Never, I think, did monarch ride down a prouder road than that, walled four-deep for the length of two furlongs by youths who would fain have spilt their blood twice over to do her service, and who, since that was denied them, flung their shouts to heaven as she passed, and waved their caps club-high. I think, in truth, she needed no telling what kind of road it was, for as she cantered by her face was flushed and joyous, her head was erect, and the hand she waved clenched on the little whip, as though she grasped her people’s hand. Then in a moment she was gone.
Thus for the first and only time did I set eyes on the great maiden Queen; and when all was over, and the clattering hoofs and yelping hounds and winding horns were lost in the distance, I came to myself and found I was both hungry and athirst.
The crowd melted away. Some returned the way they had come: some slunk back to their deserted shops: I to Finsbury Fields. For I accounted it a crime that day to work—I would as soon have set up types on Lord Mayor’s Day. This day belonged to her Majesty, and I would e’en spend it in her service, wrestling and leaping in the meadows, and training my body to deeds of valour against her foes.

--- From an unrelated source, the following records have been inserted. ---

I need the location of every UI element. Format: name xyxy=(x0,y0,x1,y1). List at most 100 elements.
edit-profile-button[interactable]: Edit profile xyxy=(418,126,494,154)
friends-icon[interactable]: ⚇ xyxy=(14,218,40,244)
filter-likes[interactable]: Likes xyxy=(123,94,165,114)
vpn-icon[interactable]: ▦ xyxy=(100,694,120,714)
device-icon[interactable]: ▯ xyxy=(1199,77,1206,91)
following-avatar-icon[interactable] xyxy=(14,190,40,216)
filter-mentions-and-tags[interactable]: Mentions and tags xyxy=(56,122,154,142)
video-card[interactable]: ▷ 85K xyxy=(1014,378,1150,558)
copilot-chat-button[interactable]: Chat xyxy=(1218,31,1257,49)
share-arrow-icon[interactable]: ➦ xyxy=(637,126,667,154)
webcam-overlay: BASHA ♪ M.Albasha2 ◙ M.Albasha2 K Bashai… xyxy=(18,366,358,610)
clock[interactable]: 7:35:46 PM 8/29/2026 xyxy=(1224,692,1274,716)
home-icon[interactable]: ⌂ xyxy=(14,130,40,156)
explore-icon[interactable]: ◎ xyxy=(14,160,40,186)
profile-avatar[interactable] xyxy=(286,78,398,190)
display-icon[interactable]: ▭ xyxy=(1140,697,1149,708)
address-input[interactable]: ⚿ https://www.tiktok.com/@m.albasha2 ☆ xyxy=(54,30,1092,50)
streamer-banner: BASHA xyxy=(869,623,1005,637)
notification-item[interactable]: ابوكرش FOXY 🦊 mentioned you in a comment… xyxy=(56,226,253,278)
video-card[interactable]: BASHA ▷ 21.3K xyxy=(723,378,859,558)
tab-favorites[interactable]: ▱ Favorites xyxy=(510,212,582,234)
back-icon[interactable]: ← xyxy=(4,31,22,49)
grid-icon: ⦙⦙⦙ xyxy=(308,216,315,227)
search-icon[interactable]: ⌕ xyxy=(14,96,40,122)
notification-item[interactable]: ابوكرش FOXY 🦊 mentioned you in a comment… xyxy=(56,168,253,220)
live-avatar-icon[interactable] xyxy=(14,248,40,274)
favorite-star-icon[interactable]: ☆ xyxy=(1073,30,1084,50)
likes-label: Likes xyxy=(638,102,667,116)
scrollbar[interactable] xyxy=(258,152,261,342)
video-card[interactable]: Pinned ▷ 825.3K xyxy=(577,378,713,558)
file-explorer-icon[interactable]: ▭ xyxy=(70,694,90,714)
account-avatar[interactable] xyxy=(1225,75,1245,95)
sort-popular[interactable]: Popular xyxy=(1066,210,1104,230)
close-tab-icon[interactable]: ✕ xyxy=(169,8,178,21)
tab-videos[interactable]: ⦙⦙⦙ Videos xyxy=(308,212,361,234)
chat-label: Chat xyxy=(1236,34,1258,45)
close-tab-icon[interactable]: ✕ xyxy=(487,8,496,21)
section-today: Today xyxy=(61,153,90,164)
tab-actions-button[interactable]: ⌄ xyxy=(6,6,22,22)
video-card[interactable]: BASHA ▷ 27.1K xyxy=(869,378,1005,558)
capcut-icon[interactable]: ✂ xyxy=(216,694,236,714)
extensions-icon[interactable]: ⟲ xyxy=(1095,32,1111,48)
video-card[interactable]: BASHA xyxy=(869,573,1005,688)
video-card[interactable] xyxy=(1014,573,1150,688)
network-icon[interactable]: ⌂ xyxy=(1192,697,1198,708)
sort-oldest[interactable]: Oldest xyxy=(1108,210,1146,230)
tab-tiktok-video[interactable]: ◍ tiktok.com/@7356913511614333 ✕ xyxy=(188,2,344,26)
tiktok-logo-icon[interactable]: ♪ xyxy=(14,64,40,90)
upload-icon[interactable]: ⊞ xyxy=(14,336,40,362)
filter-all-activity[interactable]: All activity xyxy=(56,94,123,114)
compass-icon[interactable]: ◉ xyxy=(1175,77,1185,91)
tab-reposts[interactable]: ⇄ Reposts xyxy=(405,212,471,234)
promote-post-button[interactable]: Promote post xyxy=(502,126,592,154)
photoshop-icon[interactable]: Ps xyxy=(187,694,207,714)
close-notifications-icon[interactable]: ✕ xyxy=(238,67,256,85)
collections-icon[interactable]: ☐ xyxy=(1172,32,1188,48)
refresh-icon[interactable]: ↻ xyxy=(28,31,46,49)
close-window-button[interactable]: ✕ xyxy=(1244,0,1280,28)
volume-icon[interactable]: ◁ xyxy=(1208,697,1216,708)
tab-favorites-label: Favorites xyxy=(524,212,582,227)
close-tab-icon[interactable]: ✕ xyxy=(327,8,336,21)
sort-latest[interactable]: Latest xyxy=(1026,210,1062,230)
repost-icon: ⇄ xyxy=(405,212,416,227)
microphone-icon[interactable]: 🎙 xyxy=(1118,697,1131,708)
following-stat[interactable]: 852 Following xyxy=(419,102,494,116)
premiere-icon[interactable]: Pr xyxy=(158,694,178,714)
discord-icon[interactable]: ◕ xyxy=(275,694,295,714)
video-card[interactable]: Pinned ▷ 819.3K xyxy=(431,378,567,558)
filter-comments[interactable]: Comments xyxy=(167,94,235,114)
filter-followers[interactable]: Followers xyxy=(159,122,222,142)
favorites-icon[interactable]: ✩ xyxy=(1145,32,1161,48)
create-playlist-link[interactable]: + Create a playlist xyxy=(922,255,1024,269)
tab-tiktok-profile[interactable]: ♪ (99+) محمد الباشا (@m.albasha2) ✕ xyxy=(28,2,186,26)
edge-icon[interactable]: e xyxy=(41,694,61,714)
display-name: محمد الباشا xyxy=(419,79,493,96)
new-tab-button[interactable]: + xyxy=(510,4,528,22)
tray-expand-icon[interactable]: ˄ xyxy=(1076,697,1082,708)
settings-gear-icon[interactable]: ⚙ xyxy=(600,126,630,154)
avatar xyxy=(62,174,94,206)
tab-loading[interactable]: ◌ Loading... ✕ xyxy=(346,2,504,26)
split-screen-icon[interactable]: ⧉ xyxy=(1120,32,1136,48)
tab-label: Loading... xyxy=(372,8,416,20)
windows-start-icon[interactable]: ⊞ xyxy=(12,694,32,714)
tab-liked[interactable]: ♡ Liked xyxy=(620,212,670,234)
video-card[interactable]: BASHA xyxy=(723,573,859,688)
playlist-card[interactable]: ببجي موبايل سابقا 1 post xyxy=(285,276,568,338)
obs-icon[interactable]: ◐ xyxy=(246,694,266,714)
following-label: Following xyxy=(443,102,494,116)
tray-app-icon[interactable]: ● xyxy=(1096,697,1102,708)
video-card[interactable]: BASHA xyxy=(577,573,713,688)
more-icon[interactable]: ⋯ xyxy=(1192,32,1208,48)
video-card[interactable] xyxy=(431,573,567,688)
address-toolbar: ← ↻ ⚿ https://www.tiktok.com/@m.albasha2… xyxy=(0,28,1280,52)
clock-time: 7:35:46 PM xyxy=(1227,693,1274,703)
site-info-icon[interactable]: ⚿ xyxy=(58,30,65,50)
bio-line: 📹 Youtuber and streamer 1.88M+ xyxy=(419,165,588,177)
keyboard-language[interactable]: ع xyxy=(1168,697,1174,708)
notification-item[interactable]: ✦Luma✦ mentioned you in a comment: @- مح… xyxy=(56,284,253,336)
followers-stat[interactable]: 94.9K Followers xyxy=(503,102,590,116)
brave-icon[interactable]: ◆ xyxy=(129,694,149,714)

So I called on my clubs to follow me, and they came, and many besides; for those who might not see the Queen hunt might see her loyal citizens jump; and on a day like this it was odds if the nimblest ’prentices in all London were not there to make good sport.
Therefore we straggled in a long crowd to Moorgate—man and maid, noble and ’prentice, alderman and oyster-woman, jesting and scolding as we jostled one another in the narrow way, and rejoicing when at length we broke free into the pleasant meadows and smelt the sweetness of the early hay.
Already I spied sport, for there before us swaggered the mercers’ ’prentices of London Bridge, ready to settle scores for the affront they had received at the New Exchange.
“Ho! ho!” quoth I, with vast content, “’tis time we had dinner, my lads, if it comes to that.”
So we besieged the booths, and fortified ourselves with beef and ale, and felt ready for anything that might happen.
’Twas no battle after all; for, as ill-luck would have it, just as we faced them and bade them come on, the alderman of the Bridge Ward rode up.
“What! a shame on you to mar a day like this with your boyish wrangles! Is there no wrestling-ring, or shooting-butts, or leaping-fence where you can vent your rivalry, without flying at one another’s throats like curs? Call you that loyalty? Have we no enemies better worth our mettle than fellow-Englishmen?”